Budgeting

What I Learned Spending & Saving $75,000 In 2 Years

By | Monday, November 05, 2018

I started tracking my spending after I bought a condo. I know I did this backward and should have known where my money was going before homeownership, but I had always been “good with money.” I almost always had more money in my accounts at the end of the month than I started with, and for a Peace Corps Volunteer, a grad student, and a young professional, I never needed more than that. Something about buying the condo and the permanence of the decision triggered every anxiety I had about scarcity. I was complaining to a friend about how close I felt to the edge of financial ruin, and she very straightforwardly responded with, “well, are you?”

This was a revelation to me — that there could be a yes or no answer to that question.* I started tracking my spending and my account balances in June 2016 in a simple google sheet. I assumed I would stop after a few months, once I had a sense of where my money came from and went to, and put myself on a budget. But, I like the tracking. I have found that sticking to a global “goal spend” each month is easier for me than an itemized budget; it forces a moment where I have to think about my spending decisions before I make them, and it means I’m always working from real numbers, not what I think or feel about them.  

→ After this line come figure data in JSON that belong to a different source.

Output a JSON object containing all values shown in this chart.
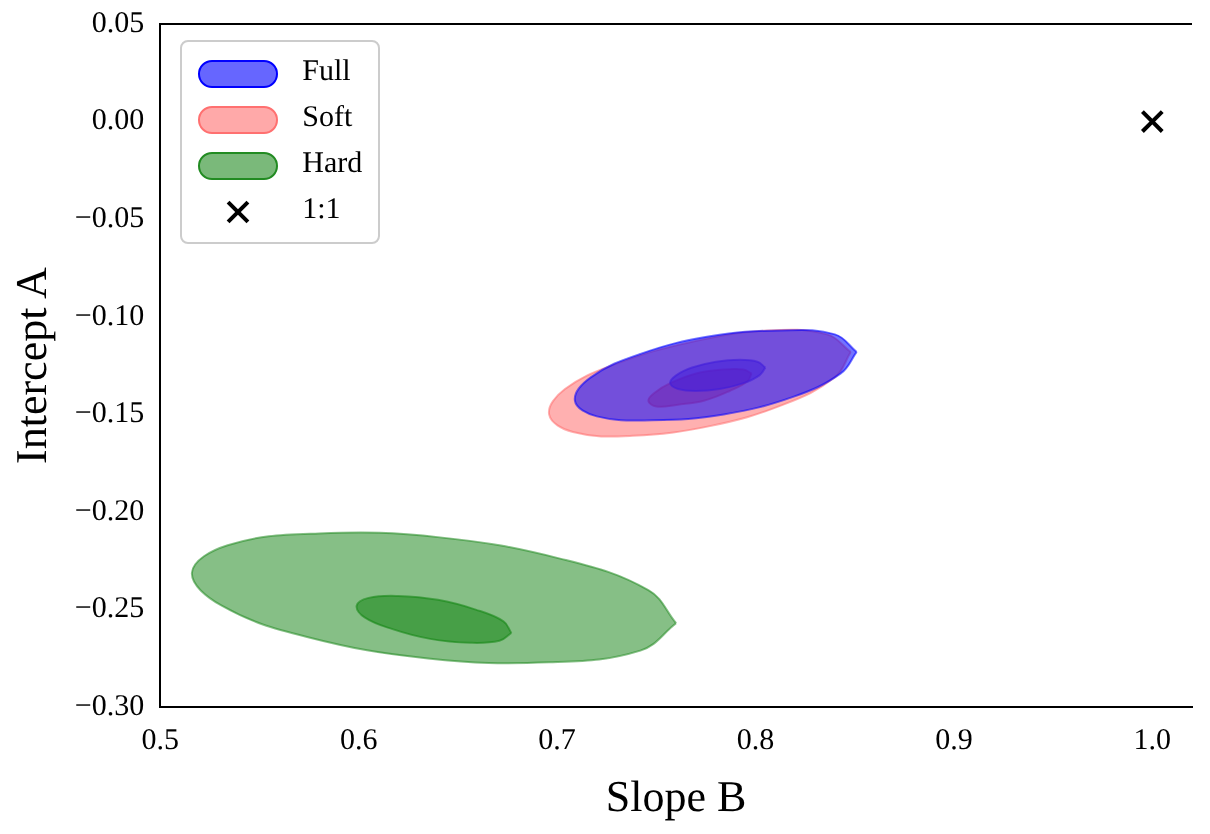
{
  "chart_data": {
    "type": "area",
    "xlabel": "Slope B",
    "ylabel": "Intercept A",
    "xlim": [
      0.5,
      1.02
    ],
    "xticks": [
      0.5,
      0.6,
      0.7,
      0.8,
      0.9,
      {
        "value": 1,
        "label": "1.0"
      }
    ],
    "ylim": [
      -0.3,
      0.05
    ],
    "yticks": [
      {
        "value": -0.3,
        "label": "−0.30"
      },
      {
        "value": -0.25,
        "label": "−0.25"
      },
      {
        "value": -0.2,
        "label": "−0.20"
      },
      {
        "value": -0.15,
        "label": "−0.15"
      },
      {
        "value": -0.1,
        "label": "−0.10"
      },
      {
        "value": -0.05,
        "label": "−0.05"
      },
      {
        "value": 0,
        "label": "0.00"
      },
      0.05
    ],
    "grid": false,
    "legend": "top left",
    "series": [
      {
        "name": "Full",
        "color": "#0000ff",
        "x": [
          0.851,
          0.84,
          0.813,
          0.777,
          0.742,
          0.717,
          0.709,
          0.72,
          0.748,
          0.784,
          0.819,
          0.843
        ],
        "values": [
          -0.118,
          -0.109,
          -0.107,
          -0.11,
          -0.119,
          -0.131,
          -0.143,
          -0.151,
          -0.153,
          -0.15,
          -0.141,
          -0.129
        ]
      },
      {
        "name": "Soft",
        "color": "#ff7070",
        "x": [
          0.848,
          0.836,
          0.806,
          0.767,
          0.73,
          0.704,
          0.696,
          0.708,
          0.738,
          0.777,
          0.814,
          0.84
        ],
        "values": [
          -0.118,
          -0.109,
          -0.107,
          -0.113,
          -0.124,
          -0.137,
          -0.15,
          -0.159,
          -0.161,
          -0.156,
          -0.145,
          -0.131
        ]
      },
      {
        "name": "Hard",
        "color": "#228b22",
        "x": [
          0.76,
          0.746,
          0.702,
          0.641,
          0.58,
          0.534,
          0.516,
          0.531,
          0.574,
          0.635,
          0.696,
          0.742
        ],
        "values": [
          -0.257,
          -0.24,
          -0.224,
          -0.213,
          -0.211,
          -0.217,
          -0.231,
          -0.248,
          -0.264,
          -0.275,
          -0.277,
          -0.271
        ]
      },
      {
        "color": "#0000ff",
        "x": [
          0.805,
          0.801,
          0.792,
          0.78,
          0.768,
          0.76,
          0.757,
          0.761,
          0.77,
          0.782,
          0.794,
          0.802
        ],
        "values": [
          -0.126,
          -0.123,
          -0.122,
          -0.123,
          -0.126,
          -0.13,
          -0.134,
          -0.137,
          -0.138,
          -0.137,
          -0.134,
          -0.13
        ]
      },
      {
        "color": "#ff3030",
        "x": [
          0.798,
          0.794,
          0.784,
          0.77,
          0.757,
          0.749,
          0.746,
          0.75,
          0.761,
          0.774,
          0.787,
          0.796
        ],
        "values": [
          -0.129,
          -0.127,
          -0.127,
          -0.129,
          -0.134,
          -0.139,
          -0.143,
          -0.146,
          -0.145,
          -0.143,
          -0.138,
          -0.133
        ]
      },
      {
        "color": "#008000",
        "x": [
          0.677,
          0.673,
          0.659,
          0.64,
          0.62,
          0.605,
          0.599,
          0.603,
          0.617,
          0.636,
          0.656,
          0.671
        ],
        "values": [
          -0.262,
          -0.256,
          -0.25,
          -0.245,
          -0.243,
          -0.244,
          -0.248,
          -0.254,
          -0.26,
          -0.265,
          -0.267,
          -0.266
        ]
      },
      {
        "name": "1:1",
        "type": "scatter",
        "marker": "cross",
        "color": "#000000",
        "x": [
          1
        ],
        "values": [
          0
        ]
      }
    ]
  }
}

Between June 2016 and June 2018, I both spent and saved about $75,000, and I even learned a few things along the way. First, the privilege caveat: I have never had to rely on my own bootstraps to get anywhere. I am the cossetted child of college-educated parents. In addition to the care, love, support, and encouragement, my parents meticulously planned and to pay for college for me and my siblings. I am profoundly grateful for the sacrifices they made to do this, and this made so many more things in my life possible, including a manageable graduate school debt burden. My education qualified me for the kind of jobs where it is possible to both spend and save $75,000 living in Washington, DC.

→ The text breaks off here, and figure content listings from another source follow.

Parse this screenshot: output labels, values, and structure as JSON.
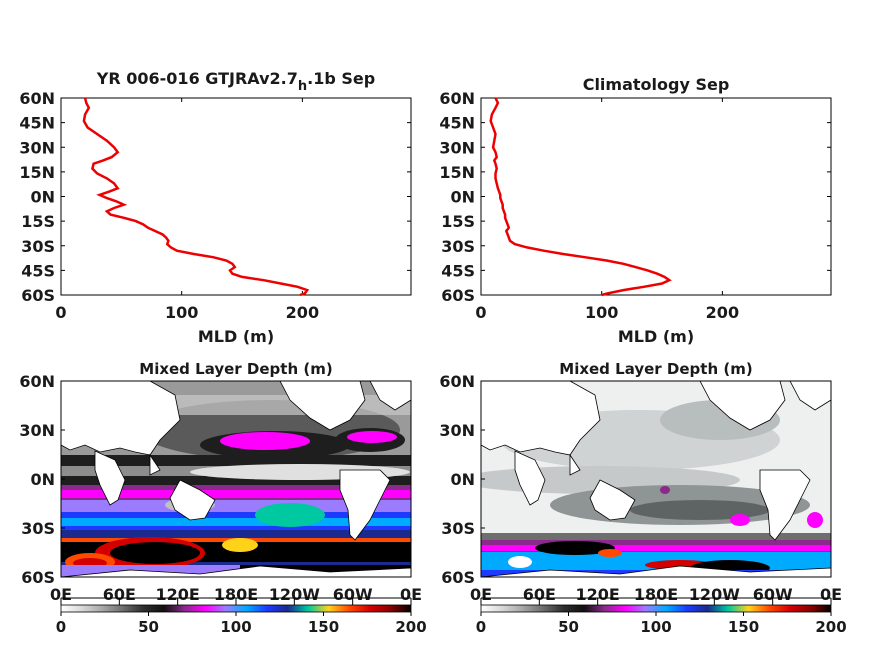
{
  "chart_data": [
    {
      "type": "line",
      "title": "YR 006-016 GTJRAv2.7",
      "title_sub": "h",
      "title_suffix": ".1b Sep",
      "xlabel": "MLD (m)",
      "ylabel": "",
      "xlim": [
        0,
        290
      ],
      "ylim": [
        -60,
        60
      ],
      "xticks": [
        "0",
        "100",
        "200"
      ],
      "xtick_values": [
        0,
        100,
        200
      ],
      "yticks": [
        "60N",
        "45N",
        "30N",
        "15N",
        "0N",
        "15S",
        "30S",
        "45S",
        "60S"
      ],
      "ytick_values": [
        60,
        45,
        30,
        15,
        0,
        -15,
        -30,
        -45,
        -60
      ],
      "line_color": "#ee0000",
      "series": [
        {
          "x": [
            20,
            21,
            23,
            20,
            19,
            22,
            30,
            38,
            44,
            47,
            42,
            35,
            27,
            26,
            30,
            38,
            44,
            47,
            40,
            32,
            38,
            46,
            52,
            44,
            38,
            41,
            52,
            62,
            68,
            72,
            78,
            84,
            87,
            89,
            88,
            91,
            96,
            110,
            126,
            137,
            142,
            144,
            140,
            142,
            150,
            168,
            182,
            196,
            204,
            202,
            198
          ],
          "y": [
            60,
            57,
            54,
            50,
            46,
            42,
            38,
            34,
            30,
            27,
            24,
            22,
            20,
            17,
            14,
            11,
            8,
            5,
            3,
            1,
            -1,
            -3,
            -5,
            -7,
            -9,
            -11,
            -13,
            -15,
            -17,
            -19,
            -21,
            -23,
            -25,
            -27,
            -29,
            -31,
            -33,
            -35,
            -37,
            -39,
            -41,
            -43,
            -45,
            -47,
            -49,
            -51,
            -53,
            -55,
            -57,
            -59,
            -60
          ]
        }
      ]
    },
    {
      "type": "line",
      "title": "Climatology Sep",
      "xlabel": "MLD (m)",
      "ylabel": "",
      "xlim": [
        0,
        290
      ],
      "ylim": [
        -60,
        60
      ],
      "xticks": [
        "0",
        "100",
        "200"
      ],
      "xtick_values": [
        0,
        100,
        200
      ],
      "yticks": [
        "60N",
        "45N",
        "30N",
        "15N",
        "0N",
        "15S",
        "30S",
        "45S",
        "60S"
      ],
      "ytick_values": [
        60,
        45,
        30,
        15,
        0,
        -15,
        -30,
        -45,
        -60
      ],
      "line_color": "#ee0000",
      "series": [
        {
          "x": [
            12,
            14,
            12,
            9,
            8,
            10,
            12,
            11,
            10,
            12,
            13,
            11,
            12,
            13,
            12,
            12,
            13,
            14,
            15,
            16,
            16,
            17,
            18,
            18,
            19,
            20,
            20,
            21,
            22,
            23,
            21,
            22,
            23,
            24,
            28,
            38,
            52,
            68,
            86,
            104,
            118,
            128,
            138,
            146,
            152,
            156,
            150,
            135,
            118,
            105,
            100
          ],
          "y": [
            60,
            57,
            54,
            50,
            46,
            42,
            38,
            34,
            30,
            27,
            24,
            22,
            20,
            17,
            14,
            11,
            8,
            5,
            3,
            1,
            -1,
            -3,
            -5,
            -7,
            -9,
            -11,
            -13,
            -15,
            -17,
            -19,
            -21,
            -23,
            -25,
            -27,
            -29,
            -31,
            -33,
            -35,
            -37,
            -39,
            -41,
            -43,
            -45,
            -47,
            -49,
            -51,
            -53,
            -55,
            -57,
            -59,
            -60
          ]
        }
      ]
    },
    {
      "type": "heatmap",
      "title": "Mixed Layer Depth (m)",
      "xlim": [
        0,
        360
      ],
      "ylim": [
        -60,
        60
      ],
      "xticks": [
        "0E",
        "60E",
        "120E",
        "180E",
        "120W",
        "60W",
        "0E"
      ],
      "yticks": [
        "60N",
        "30N",
        "0N",
        "30S",
        "60S"
      ],
      "colorbar_ticks": [
        "0",
        "50",
        "100",
        "150",
        "200"
      ],
      "colorbar_range": [
        0,
        200
      ],
      "colormap": [
        "#ffffff",
        "#d9d9d9",
        "#a8a8a8",
        "#6e6e6e",
        "#2e2e2e",
        "#111111",
        "#8a2a8a",
        "#ff00ff",
        "#9b7cff",
        "#00aaff",
        "#1d3bff",
        "#1a2a8f",
        "#00c8a0",
        "#ffd21a",
        "#ff4a00",
        "#d40000",
        "#8a0000",
        "#000000"
      ],
      "land_color": "#ffffff"
    },
    {
      "type": "heatmap",
      "title": "Mixed Layer Depth (m)",
      "xlim": [
        0,
        360
      ],
      "ylim": [
        -60,
        60
      ],
      "xticks": [
        "0E",
        "60E",
        "120E",
        "180E",
        "120W",
        "60W",
        "0E"
      ],
      "yticks": [
        "60N",
        "30N",
        "0N",
        "30S",
        "60S"
      ],
      "colorbar_ticks": [
        "0",
        "50",
        "100",
        "150",
        "200"
      ],
      "colorbar_range": [
        0,
        200
      ],
      "colormap": [
        "#ffffff",
        "#d9d9d9",
        "#a8a8a8",
        "#6e6e6e",
        "#2e2e2e",
        "#111111",
        "#8a2a8a",
        "#ff00ff",
        "#9b7cff",
        "#00aaff",
        "#1d3bff",
        "#1a2a8f",
        "#00c8a0",
        "#ffd21a",
        "#ff4a00",
        "#d40000",
        "#8a0000",
        "#000000"
      ],
      "land_color": "#ffffff"
    }
  ]
}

1. The employer match is no joke: Since September 2016, I have worked for organizations that generously contribute to my retirement. My current employer matches 10% to my 2%, and my previous employer just contributed 11.75% without any match. This has been a wonderful employment benefit, and it has accelerated my savings to the tune of about $20,000. However, I learned that I cannot use this as an excuse for disengaging from my savings. I am planning on at least 30 more years in the workforce, and I want my retirement to be working right alongside me, but at my first job, only 3 out of 20 or so funds had expense ratios below 1 percent! I advocated for more low-cost ETF options, and even complained to the CEO about it at an all-hands meeting. It took a while, but there are more and better options now. I also still contribute about 10 percent on my own, on top of what my employers put in. Not every job will be this generous and I may not always be in a position to commit to that kind of saving forever, but for now, I’m giving myself the freedom to work somewhere else with the more traditional 5% match.

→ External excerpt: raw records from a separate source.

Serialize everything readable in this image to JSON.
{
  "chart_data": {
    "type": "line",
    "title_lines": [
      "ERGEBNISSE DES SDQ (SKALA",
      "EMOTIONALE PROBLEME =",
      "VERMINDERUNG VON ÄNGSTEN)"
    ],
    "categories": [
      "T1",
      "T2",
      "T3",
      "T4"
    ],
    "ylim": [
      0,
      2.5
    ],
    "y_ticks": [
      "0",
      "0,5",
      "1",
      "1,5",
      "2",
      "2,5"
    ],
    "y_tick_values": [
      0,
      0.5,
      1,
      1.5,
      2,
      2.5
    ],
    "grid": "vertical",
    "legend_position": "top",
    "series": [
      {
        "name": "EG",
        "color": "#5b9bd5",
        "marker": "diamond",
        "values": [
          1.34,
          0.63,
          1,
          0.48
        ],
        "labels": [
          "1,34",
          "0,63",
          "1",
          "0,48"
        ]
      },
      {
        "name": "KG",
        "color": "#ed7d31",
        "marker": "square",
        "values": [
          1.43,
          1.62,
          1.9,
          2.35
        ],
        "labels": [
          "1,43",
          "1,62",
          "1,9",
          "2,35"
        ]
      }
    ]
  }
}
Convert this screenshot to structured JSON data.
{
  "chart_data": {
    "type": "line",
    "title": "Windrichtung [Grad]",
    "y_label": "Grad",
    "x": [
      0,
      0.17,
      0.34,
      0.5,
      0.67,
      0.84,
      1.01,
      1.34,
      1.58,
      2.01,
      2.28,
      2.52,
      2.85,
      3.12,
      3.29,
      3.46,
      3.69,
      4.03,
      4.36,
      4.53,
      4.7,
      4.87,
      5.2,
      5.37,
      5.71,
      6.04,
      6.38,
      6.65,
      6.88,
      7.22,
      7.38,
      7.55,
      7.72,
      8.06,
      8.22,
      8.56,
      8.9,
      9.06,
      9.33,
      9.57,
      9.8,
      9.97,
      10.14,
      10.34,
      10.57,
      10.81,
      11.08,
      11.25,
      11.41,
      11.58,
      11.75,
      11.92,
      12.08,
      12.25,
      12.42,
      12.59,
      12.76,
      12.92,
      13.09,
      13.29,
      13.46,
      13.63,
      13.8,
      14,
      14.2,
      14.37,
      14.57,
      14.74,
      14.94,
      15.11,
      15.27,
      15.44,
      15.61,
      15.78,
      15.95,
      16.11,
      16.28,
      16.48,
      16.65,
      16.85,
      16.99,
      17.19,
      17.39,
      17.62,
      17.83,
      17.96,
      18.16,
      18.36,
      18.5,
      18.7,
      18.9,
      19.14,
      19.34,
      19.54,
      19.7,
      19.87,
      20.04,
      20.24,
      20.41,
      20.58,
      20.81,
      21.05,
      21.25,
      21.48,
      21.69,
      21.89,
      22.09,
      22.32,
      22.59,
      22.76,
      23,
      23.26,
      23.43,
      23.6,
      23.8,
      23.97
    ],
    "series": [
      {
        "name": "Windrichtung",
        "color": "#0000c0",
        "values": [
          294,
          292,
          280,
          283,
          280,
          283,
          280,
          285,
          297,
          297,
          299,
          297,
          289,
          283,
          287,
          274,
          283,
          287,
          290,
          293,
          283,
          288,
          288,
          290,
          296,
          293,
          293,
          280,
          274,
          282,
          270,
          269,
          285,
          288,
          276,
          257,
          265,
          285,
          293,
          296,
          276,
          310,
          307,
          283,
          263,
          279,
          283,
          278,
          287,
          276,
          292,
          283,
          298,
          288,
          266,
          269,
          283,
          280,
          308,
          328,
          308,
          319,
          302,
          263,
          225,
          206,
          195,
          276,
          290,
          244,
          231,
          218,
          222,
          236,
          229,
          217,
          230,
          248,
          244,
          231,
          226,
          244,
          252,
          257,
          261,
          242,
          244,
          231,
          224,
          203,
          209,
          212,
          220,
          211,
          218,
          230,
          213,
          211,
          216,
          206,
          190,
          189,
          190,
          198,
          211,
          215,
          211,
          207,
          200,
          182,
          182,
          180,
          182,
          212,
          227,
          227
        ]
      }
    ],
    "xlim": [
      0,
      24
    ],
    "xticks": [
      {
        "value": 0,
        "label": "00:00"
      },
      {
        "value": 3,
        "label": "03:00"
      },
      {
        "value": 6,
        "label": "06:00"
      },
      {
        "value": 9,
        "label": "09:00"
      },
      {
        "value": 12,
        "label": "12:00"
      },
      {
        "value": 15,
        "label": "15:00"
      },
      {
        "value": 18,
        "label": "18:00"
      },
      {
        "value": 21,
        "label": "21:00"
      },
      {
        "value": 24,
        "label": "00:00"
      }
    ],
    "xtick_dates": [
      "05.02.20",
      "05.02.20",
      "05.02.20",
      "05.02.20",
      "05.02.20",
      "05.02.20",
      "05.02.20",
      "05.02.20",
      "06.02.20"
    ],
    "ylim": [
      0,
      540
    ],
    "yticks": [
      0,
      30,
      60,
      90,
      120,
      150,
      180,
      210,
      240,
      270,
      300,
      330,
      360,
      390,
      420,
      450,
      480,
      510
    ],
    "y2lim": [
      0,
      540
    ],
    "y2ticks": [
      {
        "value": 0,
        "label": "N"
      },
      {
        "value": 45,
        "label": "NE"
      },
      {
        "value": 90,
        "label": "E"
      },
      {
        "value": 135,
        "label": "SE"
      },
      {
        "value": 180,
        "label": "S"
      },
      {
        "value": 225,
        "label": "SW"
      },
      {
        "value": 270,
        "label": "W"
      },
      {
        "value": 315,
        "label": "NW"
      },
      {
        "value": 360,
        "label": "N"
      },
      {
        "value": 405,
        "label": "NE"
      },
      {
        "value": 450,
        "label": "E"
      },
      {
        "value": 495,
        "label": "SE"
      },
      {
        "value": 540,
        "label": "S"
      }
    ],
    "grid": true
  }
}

2. I can’t lie to my spreadsheet: Tracking each dollar of my spending means I can’t pretend — I can’t say that I’m the kind of person who prioritizes spending on meaningful experiences or who shops at small, independent businesses unless the columns and rows add up to that. I didn’t realize just how much those numbers communicate about what I value, and by being more aware of the numbers, I became more accountable to them. I’m not perfect — I shop a good deal on Amazon, and I could stand to get more produce from local farmers. But, but tracking my spending has made me look critically about how my dollars are speaking for me, whether I’m happy with the stories they tell, and what I have to do to change that narrative.

3. Saving money can be harmful: I know most people struggle with savings, but all my life, my anxieties have centered on whether I’m enough. Am I smart enough? Thin enough? Ambitious enough? Loveable enough? And, yes, even rich enough? To the little voices in my head, the answer to those questions will always be no. In the good times, when my coping strategies are healthy and I’m sleeping/eating/exercising well, I can remind myself that I fully funded my Roth IRA this year, that I got promoted, or that I ran my fastest 10K even if I’m not a size 6 to silence my doubts. In the hard times, though, it seems like only deprivation quiets them — no carbs, no after work plans, or no fun money. From the outside, the financial deprivation can seem beneficial and even well-adjusted and healthy, in a way that skipping meals and sabotaging relationships is not. But, I’ve found that they aren’t always that dissimilar. When I avoid spending on things I need, things I want and saved for, or little extras that won’t break the bank and improve my life (Mrs. Meyers Dish Soap instead of generic), fiscal responsibility starts to cross a line into self-harm. Basically, while I’m proud of the money I’ve set aside for my future, I don’t think I’m always proud of what I did to get in there.

*****

Money is like a river, a cash flow if you will, and tracking my spending did two things. First, like a cartographer, the tracking let me map that river to discover where it naturally wanted to flow, where unexpected streams entered it, and what tributaries flowed from it. Second, I’ve been able to engineer the flow and shift its course to better serve me.

*It was a whole other revelation to discover how complex that “yes or no” answer was (thanks reddit/personalfinance).

Katie is a 30-something policy wonk in DC, where she still gets a kick out of putting holes in the walls of her condo, throws pots, and thinks the Postal Museum is an underrated ode to a linchpin institution of democracy.